Murdoch's News Corp calls for break-up of Google

Marco Green
March 15, 2019

Australian news groups have struggled in recent years with falling revenue and shrinking staff, as corporate media giants like Google dominate the digital economy.

News Corp Australia called on the country's competition regulator to implement a "bold solution" to internet giant Google's alleged "anti-competitive" practices in the journalism industry, including potentially breaking up the company.

News Corp's suggested remedies include "requiring digital platforms to make certain divestments; specifically, that Alphabet, the parent company of Google, should divest Google Search or Google Ad Manager" and "requiring functional separation and access to data on fair, reasonable and non-discriminatory (Frand) terms: requiring the functional separation of each component of Google's ad tech functions, including Google Search, and access to the data Google holds on Frand terms". Sign-up now and enjoy one (1) week free access!

"The ACCC considers that the strong market position of digital platforms like Google and Facebook justifies a greater level of regulatory oversight".

Google would not comment on the submissions by Oracle and News Corp Australia, the publisher of this masthead.

"The digital platforms are having a profound effect on the Australian media's ability to adequately fund the ongoing quality production of news and premium content", Nine said.

It has proposed a new regulator to investigate how the companies rank advertisements and news articles.

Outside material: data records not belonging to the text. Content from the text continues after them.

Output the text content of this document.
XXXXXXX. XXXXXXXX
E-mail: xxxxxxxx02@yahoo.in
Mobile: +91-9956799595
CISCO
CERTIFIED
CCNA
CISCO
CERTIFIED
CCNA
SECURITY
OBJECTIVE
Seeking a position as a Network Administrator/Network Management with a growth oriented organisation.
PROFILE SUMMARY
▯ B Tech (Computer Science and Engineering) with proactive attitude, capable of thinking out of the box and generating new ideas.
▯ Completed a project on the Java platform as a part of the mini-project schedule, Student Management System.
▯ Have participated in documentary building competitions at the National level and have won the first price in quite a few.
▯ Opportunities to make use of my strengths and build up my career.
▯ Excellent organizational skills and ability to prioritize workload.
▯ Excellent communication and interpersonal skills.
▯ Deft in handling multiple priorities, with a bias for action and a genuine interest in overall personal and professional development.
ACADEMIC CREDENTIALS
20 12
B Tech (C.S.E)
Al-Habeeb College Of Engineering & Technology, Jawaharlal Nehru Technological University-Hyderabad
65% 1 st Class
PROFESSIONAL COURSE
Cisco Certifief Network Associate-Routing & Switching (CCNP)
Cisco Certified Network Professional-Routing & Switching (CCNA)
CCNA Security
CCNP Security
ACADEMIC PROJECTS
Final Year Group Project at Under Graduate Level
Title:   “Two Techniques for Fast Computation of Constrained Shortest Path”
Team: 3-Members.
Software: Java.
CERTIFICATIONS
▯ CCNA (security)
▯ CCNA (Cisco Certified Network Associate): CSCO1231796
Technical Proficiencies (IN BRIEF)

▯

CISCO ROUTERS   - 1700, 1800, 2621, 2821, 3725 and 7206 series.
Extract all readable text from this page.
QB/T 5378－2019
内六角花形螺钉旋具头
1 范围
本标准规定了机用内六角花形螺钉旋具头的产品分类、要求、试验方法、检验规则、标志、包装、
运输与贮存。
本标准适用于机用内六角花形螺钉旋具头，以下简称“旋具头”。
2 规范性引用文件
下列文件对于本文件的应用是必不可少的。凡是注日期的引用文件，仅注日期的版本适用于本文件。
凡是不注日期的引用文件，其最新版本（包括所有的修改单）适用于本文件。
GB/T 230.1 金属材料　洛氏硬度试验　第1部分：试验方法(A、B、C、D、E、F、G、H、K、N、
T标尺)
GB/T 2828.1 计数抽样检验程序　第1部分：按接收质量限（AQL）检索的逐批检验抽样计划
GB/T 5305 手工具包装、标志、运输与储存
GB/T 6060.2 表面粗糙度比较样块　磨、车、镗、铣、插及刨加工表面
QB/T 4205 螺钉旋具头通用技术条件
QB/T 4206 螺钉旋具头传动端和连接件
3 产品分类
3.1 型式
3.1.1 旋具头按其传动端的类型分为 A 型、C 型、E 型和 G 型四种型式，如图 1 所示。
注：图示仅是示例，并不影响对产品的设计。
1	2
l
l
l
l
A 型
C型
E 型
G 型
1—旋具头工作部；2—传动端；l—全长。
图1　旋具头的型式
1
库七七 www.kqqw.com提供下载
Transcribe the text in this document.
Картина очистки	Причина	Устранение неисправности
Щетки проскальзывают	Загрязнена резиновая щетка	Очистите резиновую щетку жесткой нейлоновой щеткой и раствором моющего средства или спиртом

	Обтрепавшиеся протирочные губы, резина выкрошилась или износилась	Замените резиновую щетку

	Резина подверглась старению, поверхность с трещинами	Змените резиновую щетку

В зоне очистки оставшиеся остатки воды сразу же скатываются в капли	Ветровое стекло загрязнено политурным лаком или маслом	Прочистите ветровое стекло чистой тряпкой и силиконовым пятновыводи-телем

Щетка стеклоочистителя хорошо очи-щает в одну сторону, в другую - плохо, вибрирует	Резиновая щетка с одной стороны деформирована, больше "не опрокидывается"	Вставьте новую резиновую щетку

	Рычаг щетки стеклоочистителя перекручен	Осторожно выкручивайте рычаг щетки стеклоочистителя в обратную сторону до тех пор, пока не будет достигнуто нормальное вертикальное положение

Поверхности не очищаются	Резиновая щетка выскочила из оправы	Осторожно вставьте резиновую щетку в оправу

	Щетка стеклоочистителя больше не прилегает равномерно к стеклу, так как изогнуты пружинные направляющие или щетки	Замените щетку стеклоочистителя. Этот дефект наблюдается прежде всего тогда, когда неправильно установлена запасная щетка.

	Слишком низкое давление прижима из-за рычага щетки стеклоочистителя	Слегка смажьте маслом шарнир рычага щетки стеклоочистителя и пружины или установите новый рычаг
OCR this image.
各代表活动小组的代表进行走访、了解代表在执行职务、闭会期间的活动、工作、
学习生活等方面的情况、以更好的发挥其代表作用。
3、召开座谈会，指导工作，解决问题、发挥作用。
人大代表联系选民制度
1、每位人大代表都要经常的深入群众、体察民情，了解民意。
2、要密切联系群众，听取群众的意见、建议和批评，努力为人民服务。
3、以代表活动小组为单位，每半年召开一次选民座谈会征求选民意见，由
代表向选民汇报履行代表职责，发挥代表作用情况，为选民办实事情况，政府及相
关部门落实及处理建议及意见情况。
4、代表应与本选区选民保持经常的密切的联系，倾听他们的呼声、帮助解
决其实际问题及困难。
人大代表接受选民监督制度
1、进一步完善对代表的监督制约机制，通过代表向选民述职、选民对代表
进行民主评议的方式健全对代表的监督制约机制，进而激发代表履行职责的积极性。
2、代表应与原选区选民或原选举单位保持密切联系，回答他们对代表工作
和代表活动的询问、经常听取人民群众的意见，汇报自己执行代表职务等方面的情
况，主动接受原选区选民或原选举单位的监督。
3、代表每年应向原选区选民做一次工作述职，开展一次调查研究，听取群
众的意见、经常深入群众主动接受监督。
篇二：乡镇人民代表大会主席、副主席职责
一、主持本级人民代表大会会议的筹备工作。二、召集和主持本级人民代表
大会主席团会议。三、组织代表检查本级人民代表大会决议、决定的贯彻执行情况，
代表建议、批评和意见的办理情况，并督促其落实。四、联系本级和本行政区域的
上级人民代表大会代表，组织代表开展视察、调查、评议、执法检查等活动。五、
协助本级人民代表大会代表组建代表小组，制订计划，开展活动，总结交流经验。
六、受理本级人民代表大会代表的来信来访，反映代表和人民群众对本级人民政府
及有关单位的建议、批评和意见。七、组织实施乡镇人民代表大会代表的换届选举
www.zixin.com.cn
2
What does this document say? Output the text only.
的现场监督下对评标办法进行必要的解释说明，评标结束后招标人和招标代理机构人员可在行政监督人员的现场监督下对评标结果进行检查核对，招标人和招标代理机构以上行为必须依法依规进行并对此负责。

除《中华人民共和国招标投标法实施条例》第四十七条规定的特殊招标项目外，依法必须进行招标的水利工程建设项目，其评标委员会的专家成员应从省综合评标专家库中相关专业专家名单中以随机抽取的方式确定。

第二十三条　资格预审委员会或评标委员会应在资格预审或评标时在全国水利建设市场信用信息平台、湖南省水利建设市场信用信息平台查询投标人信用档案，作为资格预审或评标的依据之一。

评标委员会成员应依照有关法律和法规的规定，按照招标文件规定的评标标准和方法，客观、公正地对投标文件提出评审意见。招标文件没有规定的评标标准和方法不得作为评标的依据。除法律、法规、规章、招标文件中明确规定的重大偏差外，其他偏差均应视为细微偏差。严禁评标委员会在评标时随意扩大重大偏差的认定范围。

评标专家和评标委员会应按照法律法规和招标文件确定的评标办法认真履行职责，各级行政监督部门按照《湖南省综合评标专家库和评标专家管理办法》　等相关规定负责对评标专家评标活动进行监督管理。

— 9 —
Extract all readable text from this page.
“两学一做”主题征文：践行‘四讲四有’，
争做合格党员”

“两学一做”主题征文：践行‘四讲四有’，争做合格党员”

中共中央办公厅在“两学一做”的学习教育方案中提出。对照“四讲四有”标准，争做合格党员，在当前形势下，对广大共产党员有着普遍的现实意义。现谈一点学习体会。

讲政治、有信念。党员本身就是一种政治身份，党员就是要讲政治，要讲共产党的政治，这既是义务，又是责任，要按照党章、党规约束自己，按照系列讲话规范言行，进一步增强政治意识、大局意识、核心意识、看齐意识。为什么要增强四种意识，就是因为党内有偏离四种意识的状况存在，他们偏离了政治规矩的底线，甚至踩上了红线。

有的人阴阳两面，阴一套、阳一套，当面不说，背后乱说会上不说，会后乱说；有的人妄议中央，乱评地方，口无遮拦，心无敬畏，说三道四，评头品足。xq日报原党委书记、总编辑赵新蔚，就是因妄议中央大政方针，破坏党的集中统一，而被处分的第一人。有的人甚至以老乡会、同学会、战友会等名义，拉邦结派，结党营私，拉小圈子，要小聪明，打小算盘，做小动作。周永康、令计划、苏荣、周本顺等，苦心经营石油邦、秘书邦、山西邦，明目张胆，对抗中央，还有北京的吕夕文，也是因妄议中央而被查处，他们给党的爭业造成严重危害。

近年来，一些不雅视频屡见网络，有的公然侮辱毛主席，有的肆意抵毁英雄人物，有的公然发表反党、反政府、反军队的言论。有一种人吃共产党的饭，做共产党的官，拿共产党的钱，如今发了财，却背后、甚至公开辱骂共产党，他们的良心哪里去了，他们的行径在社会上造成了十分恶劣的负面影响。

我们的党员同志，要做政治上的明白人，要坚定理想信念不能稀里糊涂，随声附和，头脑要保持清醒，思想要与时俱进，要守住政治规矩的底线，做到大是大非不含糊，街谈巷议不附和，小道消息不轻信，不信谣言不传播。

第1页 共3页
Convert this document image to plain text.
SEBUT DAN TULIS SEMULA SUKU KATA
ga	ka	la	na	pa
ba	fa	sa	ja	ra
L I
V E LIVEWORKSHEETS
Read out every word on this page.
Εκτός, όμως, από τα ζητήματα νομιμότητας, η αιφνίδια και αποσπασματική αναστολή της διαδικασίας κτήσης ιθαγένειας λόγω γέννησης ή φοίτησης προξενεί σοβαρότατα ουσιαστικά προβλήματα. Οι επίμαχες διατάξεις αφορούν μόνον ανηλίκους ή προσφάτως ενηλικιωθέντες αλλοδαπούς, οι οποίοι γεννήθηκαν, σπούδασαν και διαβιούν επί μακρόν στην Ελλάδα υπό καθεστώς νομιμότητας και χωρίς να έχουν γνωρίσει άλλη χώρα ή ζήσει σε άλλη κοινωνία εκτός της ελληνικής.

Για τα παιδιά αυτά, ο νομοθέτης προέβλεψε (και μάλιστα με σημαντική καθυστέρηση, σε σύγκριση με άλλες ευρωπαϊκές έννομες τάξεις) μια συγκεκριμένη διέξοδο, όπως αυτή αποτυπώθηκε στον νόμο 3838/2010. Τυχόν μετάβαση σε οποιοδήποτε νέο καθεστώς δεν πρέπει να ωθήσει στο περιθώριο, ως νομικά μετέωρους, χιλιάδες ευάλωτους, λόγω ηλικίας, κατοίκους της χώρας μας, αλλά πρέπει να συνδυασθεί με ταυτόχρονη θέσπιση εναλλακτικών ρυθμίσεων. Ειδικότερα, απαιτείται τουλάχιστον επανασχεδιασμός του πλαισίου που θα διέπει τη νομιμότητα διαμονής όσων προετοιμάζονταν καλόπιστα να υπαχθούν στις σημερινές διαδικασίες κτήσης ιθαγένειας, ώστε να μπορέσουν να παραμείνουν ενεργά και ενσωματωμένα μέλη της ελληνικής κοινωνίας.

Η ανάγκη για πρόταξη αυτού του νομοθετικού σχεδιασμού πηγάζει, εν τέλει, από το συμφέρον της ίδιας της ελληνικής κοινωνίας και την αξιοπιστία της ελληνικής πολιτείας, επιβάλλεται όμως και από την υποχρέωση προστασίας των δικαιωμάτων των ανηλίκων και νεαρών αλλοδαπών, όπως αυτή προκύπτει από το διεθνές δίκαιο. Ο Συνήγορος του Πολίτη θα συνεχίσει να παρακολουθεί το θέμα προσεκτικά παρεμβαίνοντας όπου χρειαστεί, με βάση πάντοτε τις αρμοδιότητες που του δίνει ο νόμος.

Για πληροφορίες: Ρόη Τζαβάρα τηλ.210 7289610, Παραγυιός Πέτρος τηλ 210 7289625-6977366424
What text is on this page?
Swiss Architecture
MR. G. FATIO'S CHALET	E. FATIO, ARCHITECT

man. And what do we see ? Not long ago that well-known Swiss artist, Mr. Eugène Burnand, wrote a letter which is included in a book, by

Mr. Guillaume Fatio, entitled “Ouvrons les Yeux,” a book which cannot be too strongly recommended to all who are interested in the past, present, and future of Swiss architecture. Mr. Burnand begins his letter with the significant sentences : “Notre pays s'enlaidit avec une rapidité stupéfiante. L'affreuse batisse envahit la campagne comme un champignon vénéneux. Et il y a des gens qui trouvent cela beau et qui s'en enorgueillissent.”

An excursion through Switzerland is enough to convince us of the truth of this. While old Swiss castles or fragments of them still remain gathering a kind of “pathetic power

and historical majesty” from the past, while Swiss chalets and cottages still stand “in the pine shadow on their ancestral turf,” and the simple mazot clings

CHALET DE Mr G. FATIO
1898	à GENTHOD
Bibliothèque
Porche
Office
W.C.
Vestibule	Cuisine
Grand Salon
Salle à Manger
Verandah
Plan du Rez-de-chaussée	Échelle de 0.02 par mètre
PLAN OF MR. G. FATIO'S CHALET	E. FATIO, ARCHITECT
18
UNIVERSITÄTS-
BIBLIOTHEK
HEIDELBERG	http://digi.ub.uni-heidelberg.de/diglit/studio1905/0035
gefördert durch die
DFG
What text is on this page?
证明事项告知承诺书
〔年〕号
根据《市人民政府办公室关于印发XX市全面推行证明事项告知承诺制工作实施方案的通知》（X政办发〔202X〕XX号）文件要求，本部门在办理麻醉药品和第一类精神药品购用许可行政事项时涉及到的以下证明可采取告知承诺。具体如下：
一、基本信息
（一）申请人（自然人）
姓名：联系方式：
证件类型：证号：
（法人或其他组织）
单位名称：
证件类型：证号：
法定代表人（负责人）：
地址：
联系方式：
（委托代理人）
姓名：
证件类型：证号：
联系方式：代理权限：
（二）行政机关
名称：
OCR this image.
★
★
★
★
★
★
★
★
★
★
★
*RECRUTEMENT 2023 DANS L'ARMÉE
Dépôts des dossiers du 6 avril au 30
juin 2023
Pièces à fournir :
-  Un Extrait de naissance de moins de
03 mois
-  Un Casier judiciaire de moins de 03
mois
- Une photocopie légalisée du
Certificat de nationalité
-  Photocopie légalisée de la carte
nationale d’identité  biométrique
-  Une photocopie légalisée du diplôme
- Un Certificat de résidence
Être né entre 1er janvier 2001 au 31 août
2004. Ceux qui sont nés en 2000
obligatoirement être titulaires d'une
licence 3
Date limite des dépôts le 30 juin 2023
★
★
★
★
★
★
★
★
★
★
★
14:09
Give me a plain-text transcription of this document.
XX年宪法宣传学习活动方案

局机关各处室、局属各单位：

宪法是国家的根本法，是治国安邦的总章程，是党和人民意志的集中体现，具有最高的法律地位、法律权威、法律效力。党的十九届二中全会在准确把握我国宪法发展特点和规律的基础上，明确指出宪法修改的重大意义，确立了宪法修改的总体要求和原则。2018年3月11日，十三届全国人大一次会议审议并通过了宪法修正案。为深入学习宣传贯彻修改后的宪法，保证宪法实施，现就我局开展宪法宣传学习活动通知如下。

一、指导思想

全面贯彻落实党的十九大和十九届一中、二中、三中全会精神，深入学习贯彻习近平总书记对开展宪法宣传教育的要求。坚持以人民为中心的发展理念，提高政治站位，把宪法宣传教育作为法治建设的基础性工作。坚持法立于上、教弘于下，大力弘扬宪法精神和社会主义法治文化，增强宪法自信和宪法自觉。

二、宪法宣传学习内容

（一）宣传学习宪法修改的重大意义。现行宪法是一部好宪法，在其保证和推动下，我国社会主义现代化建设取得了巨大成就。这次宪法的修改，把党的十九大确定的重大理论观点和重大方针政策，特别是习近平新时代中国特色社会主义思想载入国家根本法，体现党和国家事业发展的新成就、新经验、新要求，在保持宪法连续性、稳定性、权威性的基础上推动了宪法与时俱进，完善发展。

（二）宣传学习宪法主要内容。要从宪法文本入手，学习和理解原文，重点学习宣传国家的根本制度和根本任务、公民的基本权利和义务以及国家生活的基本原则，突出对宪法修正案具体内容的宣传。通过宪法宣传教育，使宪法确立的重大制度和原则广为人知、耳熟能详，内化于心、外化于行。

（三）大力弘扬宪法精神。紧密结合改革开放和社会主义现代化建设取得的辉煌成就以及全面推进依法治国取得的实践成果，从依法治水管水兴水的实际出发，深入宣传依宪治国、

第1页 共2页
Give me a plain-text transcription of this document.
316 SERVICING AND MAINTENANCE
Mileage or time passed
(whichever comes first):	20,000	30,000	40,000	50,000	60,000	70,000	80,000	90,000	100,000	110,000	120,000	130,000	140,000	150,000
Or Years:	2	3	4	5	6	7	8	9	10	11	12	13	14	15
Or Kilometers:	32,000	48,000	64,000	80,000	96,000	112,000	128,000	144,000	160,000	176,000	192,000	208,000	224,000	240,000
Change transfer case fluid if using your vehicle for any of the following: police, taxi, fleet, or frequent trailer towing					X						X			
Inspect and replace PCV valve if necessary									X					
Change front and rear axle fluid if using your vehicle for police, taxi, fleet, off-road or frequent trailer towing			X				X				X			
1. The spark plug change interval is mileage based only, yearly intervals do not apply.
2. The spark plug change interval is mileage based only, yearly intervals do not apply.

"The market power that Google and Facebook occupy makes it hard even for sophisticated and experienced businesses like News Corp".

Date 13 March 2019 Google needs to be broken up in view of the "unparalleled power" that it exerts over news publishers and advertisers, News Corp Australia says.

Both Google and Facebook have pushed back against this, stating that they don't play favourites and are keeping their algorithms to themselves.

News Corp said some of the recommendations made by the ACCC were not as important as others and tended to decrease the focus on recommendations that were central to tackling the issues at hand.

Google's submission to the ACCC - made public last week along with 85 others - said the interim report "bases many of its recommendations on the mistaken premise that Google has market power in search, search advertising, and news media referrals".

Oracle made these allegations in a document submitted to the Australian Competition and Consumer Commission's (ACCC) digital platform inquiry.

"Similarly, preventing the default installation of the Google Chrome browser on devices and Google Search within browsers is unlikely to have a significant impact on Google's entrenched market power in online search".